The twelve days of Christmas aren't even over and Valentine's stuff is on the shelves!!! AARGH. The only good thing about this is that it reminds me of roses and candy and...
When I was in college, I was dating a boy who I knew deep down was not the right one for me. But, I was insecure, I was a mess, and I wanted desperately to get married and create a safe haven for myself. I thought I had found it with him. The problem was, though, that the buried knowledge of the unrightness of it all kept popping up and causing rifts in the relationship. One of those was that I felt he wasn't romantic enough. Someone who REALLY loved me would do grand romantic gestures. At the time, I referred to this as "roses and Godiva chocolates". The right kind of guy would be the one who left roses and Godiva chocolates on your pillow just because he loved you. Once I told him, he dutifully brought me these, but, of course, they weren't enough because HE wasn't enough. I just wasn't ready to admit it.
Fast forward a number of years. It's what a friend calls "damn-it o'clock in the morning" and Spouse and I have just done the last of numerous loads of vomit covered items. The girls have the flu in tandem and we have spent hours comforting, wiping, washing, and remaking cribs. We have finally gotten the bug under control and the girls have fallen into an exhausted sleep in one crib while the bedding for the other is whirling its way dry. Spouse and I have fallen onto our own bed, waiting for the dryer to stop and we drift into sleep. Then the timer beeps and I am so tired that it makes me want to cry to think of getting up and pulling the stuff out and making the bed.
In a romance novel, this is where the wonderful husband says, "You go to sleep. I'll finish up," and we all sigh and say, "Awwww, that is SO SWEET." My reality, though, is that Spouse has a physical disability. Most of what we humans do on a daily basis is extremely hard for him. On this particular night, he could have stayed put and let me do all the work because it was really difficult for him to do it.

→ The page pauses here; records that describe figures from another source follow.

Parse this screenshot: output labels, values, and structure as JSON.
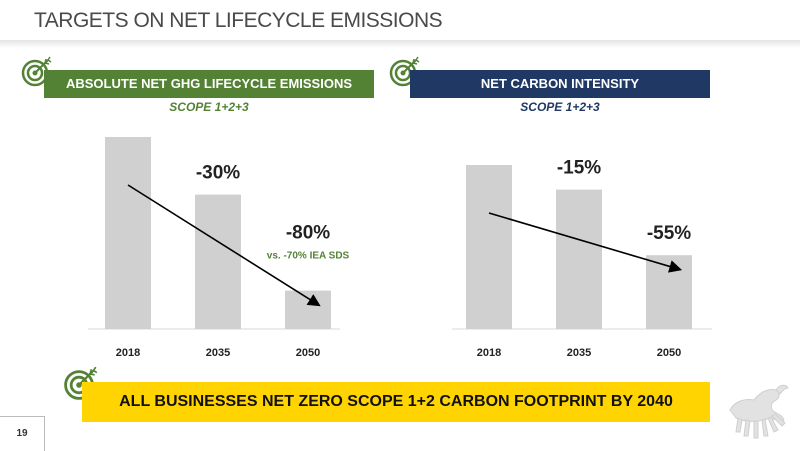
{
  "page_title": "TARGETS ON NET LIFECYCLE EMISSIONS",
  "panels": [
    {
      "header": "ABSOLUTE NET GHG LIFECYCLE EMISSIONS",
      "scope": "SCOPE 1+2+3"
    },
    {
      "header": "NET CARBON INTENSITY",
      "scope": "SCOPE 1+2+3"
    }
  ],
  "chart_data": [
    {
      "type": "bar",
      "title": "ABSOLUTE NET GHG LIFECYCLE EMISSIONS",
      "categories": [
        "2018",
        "2035",
        "2050"
      ],
      "values": [
        100,
        70,
        20
      ],
      "ylim": [
        0,
        100
      ],
      "bar_labels": [
        "",
        "-30%",
        "-80%"
      ],
      "annotation": "vs. -70% IEA SDS",
      "trend_arrow": true,
      "grid": false,
      "bar_color": "#d0d0d0"
    },
    {
      "type": "bar",
      "title": "NET CARBON INTENSITY",
      "categories": [
        "2018",
        "2035",
        "2050"
      ],
      "values": [
        100,
        85,
        45
      ],
      "ylim": [
        0,
        100
      ],
      "bar_labels": [
        "",
        "-15%",
        "-55%"
      ],
      "trend_arrow": true,
      "grid": false,
      "bar_color": "#d0d0d0"
    }
  ],
  "footer_banner": "ALL BUSINESSES NET ZERO SCOPE 1+2 CARBON FOOTPRINT BY 2040",
  "page_number": "19",
  "icons": [
    "target-icon",
    "six-legged-dog-logo"
  ],
  "colors": {
    "green": "#548235",
    "navy": "#203864",
    "yellow": "#ffd400",
    "bar": "#d0d0d0"
  }
}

He didn't, though. He scraped his share of smelly sheets, and when he couldn't physically do something, he stayed there and kept me company. When we were finally done, and both girls were in sweet smelling jammies and comfortably in their own beds, and when I had changed into my own clean jammies and we were comfortably in our own bed, he rubbed my aching back until we fell asleep.
When our girls walk down the aisle, I will have him next to me in the church and we will remember all of these times. We'll remember the Night of Living Vomit, and all those Christmas Eves where we stayed up until all hours making memories for our kids, and first loves, and graduations, and...well, you get the idea. What I won't remember is whether he ever brought me roses and Godiva chocolates.